GERESHK, Afghanistan — Two transport trucks loaded with humanitarian aid, escorted by South Carolina National Guard troops, rolled into the Afghan army base here earlier this month.
The aid - clothes, food and hygiene kits - was delivered after a NATO bombing killed dozens of men, women and children near this town of about 46,000 in the heart of Helmland province.
"The bombings caused a mess," said Army Maj. Marc Daniels, who commanded the aid convoy. "You get a hailstorm of people who are upset because you've just blown up their families."
Military leaders hope the aid will help salve hard feelings toward the U.S.-led coalition that is fighting the Taliban.
But Afghan officials increasingly are criticizing the coalition for attacks that kill civilians. The country's president, Hamid Karzai, has pleaded for Western forces to exercise more caution when targeting Taliban forces.
As of July 1, 314 Afghan civilians have been killed this year by Afghan and international forces, including U.S. and NATO troops, according to a United Nations report. Insurgents killed 279 Afghan civilians during the same period, the report added.
Afghan leaders say their country's people "understand there's still war in this region," said Daniels, a member of the 1st Infantry Division, headquartered at Fort Riley, Kan. "They do know there's a price to pay in getting rid of the Taliban."
The convoy of relief supplies to Gereshk had been planned for delivery in a couple of weeks, said Capt. Andy Wagner of Peachtree City, Ga. But, when the coalition attack killed Afghan civilians, it was decided to push up the delivery date and provide some immediate relief.
Daniels and Wagner are members of a logistics team at Forward Operating Base Tombstone, about 10 miles from Gereshk.
A security squad from the S.C. National Guard's 218th Brigade Combat Team, headquartered in Fountain Inn, also is stationed at Tombstone. The S.C. troops handle base security and convoy operations, such as escorting and guarding the Gereshk relief mission.
After the bombing, Daniels said the Army also approved a list of projects that local leaders had proposed, including an $800,000 soccer stadium that will double as a community gathering place.

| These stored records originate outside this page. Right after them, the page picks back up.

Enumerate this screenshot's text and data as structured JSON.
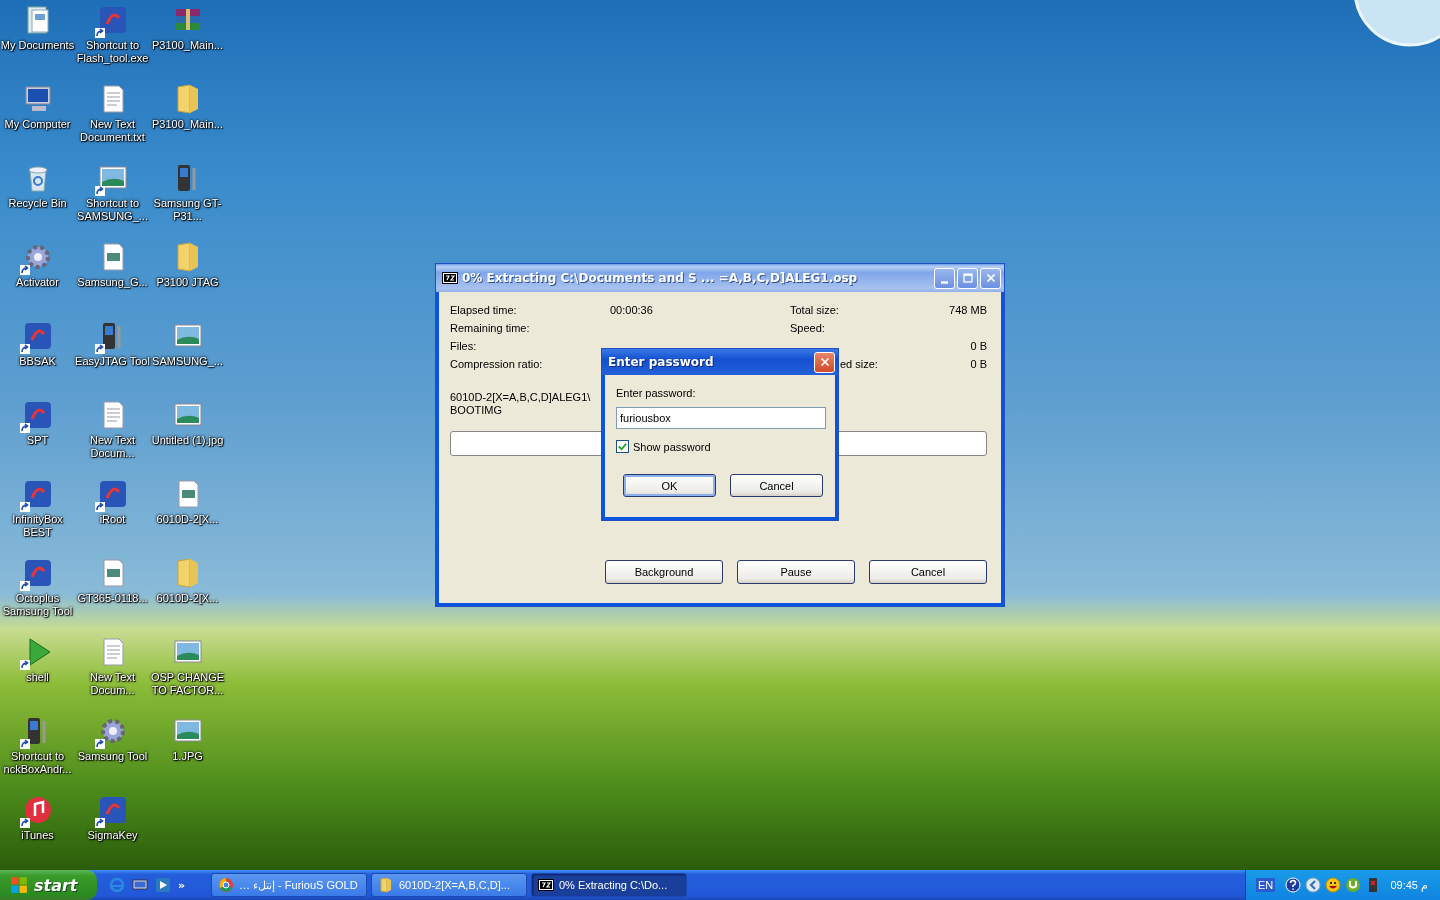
{
  "desktop_icons": [
    {
      "label": "My Documents",
      "kind": "documents",
      "shortcut": false
    },
    {
      "label": "Shortcut to Flash_tool.exe",
      "kind": "app",
      "shortcut": true
    },
    {
      "label": "P3100_Main...",
      "kind": "archive",
      "shortcut": false
    },
    {
      "label": "My Computer",
      "kind": "computer",
      "shortcut": false
    },
    {
      "label": "New Text Document.txt",
      "kind": "text",
      "shortcut": false
    },
    {
      "label": "P3100_Main...",
      "kind": "folder",
      "shortcut": false
    },
    {
      "label": "Recycle Bin",
      "kind": "recycle",
      "shortcut": false
    },
    {
      "label": "Shortcut to SAMSUNG_...",
      "kind": "image",
      "shortcut": true
    },
    {
      "label": "Samsung GT-P31...",
      "kind": "phone",
      "shortcut": false
    },
    {
      "label": "Activator",
      "kind": "gear",
      "shortcut": true
    },
    {
      "label": "Samsung_G...",
      "kind": "file",
      "shortcut": false
    },
    {
      "label": "P3100 JTAG",
      "kind": "folder",
      "shortcut": false
    },
    {
      "label": "BBSAK",
      "kind": "app",
      "shortcut": true
    },
    {
      "label": "EasyJTAG Tool",
      "kind": "phone",
      "shortcut": true
    },
    {
      "label": "SAMSUNG_...",
      "kind": "image",
      "shortcut": false
    },
    {
      "label": "SPT",
      "kind": "app",
      "shortcut": true
    },
    {
      "label": "New Text Docum...",
      "kind": "text",
      "shortcut": false
    },
    {
      "label": "Untitled (1).jpg",
      "kind": "image",
      "shortcut": false
    },
    {
      "label": "InfinityBox BEST",
      "kind": "app",
      "shortcut": true
    },
    {
      "label": "iRoot",
      "kind": "app",
      "shortcut": true
    },
    {
      "label": "6010D-2[X...",
      "kind": "file",
      "shortcut": false
    },
    {
      "label": "Octoplus Samsung Tool",
      "kind": "app",
      "shortcut": true
    },
    {
      "label": "GT365-0118...",
      "kind": "file",
      "shortcut": false
    },
    {
      "label": "6010D-2[X...",
      "kind": "folder",
      "shortcut": false
    },
    {
      "label": "shell",
      "kind": "play",
      "shortcut": true
    },
    {
      "label": "New Text Docum...",
      "kind": "text",
      "shortcut": false
    },
    {
      "label": "OSP CHANGE TO FACTOR...",
      "kind": "image",
      "shortcut": false
    },
    {
      "label": "Shortcut to nckBoxAndr...",
      "kind": "phone",
      "shortcut": true
    },
    {
      "label": "Samsung Tool",
      "kind": "gear",
      "shortcut": true
    },
    {
      "label": "1.JPG",
      "kind": "image",
      "shortcut": false
    },
    {
      "label": "iTunes",
      "kind": "music",
      "shortcut": true
    },
    {
      "label": "SigmaKey",
      "kind": "app",
      "shortcut": true
    }
  ],
  "window": {
    "title": "0% Extracting C:\\Documents and S ... =A,B,C,D]ALEG1.osp",
    "left_stats": [
      {
        "label": "Elapsed time:",
        "value": "00:00:36"
      },
      {
        "label": "Remaining time:"
      },
      {
        "label": "Files:"
      },
      {
        "label": "Compression ratio:"
      }
    ],
    "right_stats": [
      {
        "label": "Total size:",
        "value": "748 MB",
        "kind": "full"
      },
      {
        "label": "Speed:",
        "kind": "full"
      },
      {
        "value": "0 B",
        "kind": "full"
      },
      {
        "label": "ed size:",
        "value": "0 B",
        "kind": "partial"
      }
    ],
    "current_file": [
      "6010D-2[X=A,B,C,D]ALEG1\\",
      "BOOTIMG"
    ],
    "progress": {
      "level": 0
    },
    "buttons": [
      "Background",
      "Pause",
      "Cancel"
    ]
  },
  "dialog": {
    "title": "Enter password",
    "prompt": "Enter password:",
    "password": "furiousbox",
    "show_password": {
      "label": "Show password",
      "checked": true
    },
    "buttons": [
      "OK",
      "Cancel"
    ]
  },
  "taskbar": {
    "start": "start",
    "more": "»",
    "tasks": [
      {
        "label": "… إنتلء - FuriouS GOLD",
        "kind": "browser",
        "selected": false
      },
      {
        "label": "6010D-2[X=A,B,C,D]...",
        "kind": "folder",
        "selected": false
      },
      {
        "label": "0% Extracting C:\\Do...",
        "kind": "archiver",
        "selected": true
      }
    ],
    "language": "EN",
    "clock": "09:45 م"
  }
}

Like the aid mission, the community projects were in the works before the Afghan civilians were killed. Now, however, Daniels worries the Afghans might perceive the projects as "blood money."
"The only thing I don't like about what we're doing is that it's like we're saying, `Sorry about your kid. Here, take a hygiene kit,'" Daniels said.
Relief efforts need to be conducted regularly, not seen as a response to civilian deaths, he added.
Humanitarian-aid projects, Daniels said, are performed "to win you over, to say, `Hey, there's a better life over here.'"
British Army Maj. Martin David, who has been mentoring Afghan army leaders, was on hand at the Afghan base when the S.C. Guard convoy arrived.
Martin thinks the aid will help win over the Afghan people, even those who suffered losses in the bombing attacks.
"These people are very pragmatic," Martin said. "They always back the winning horse."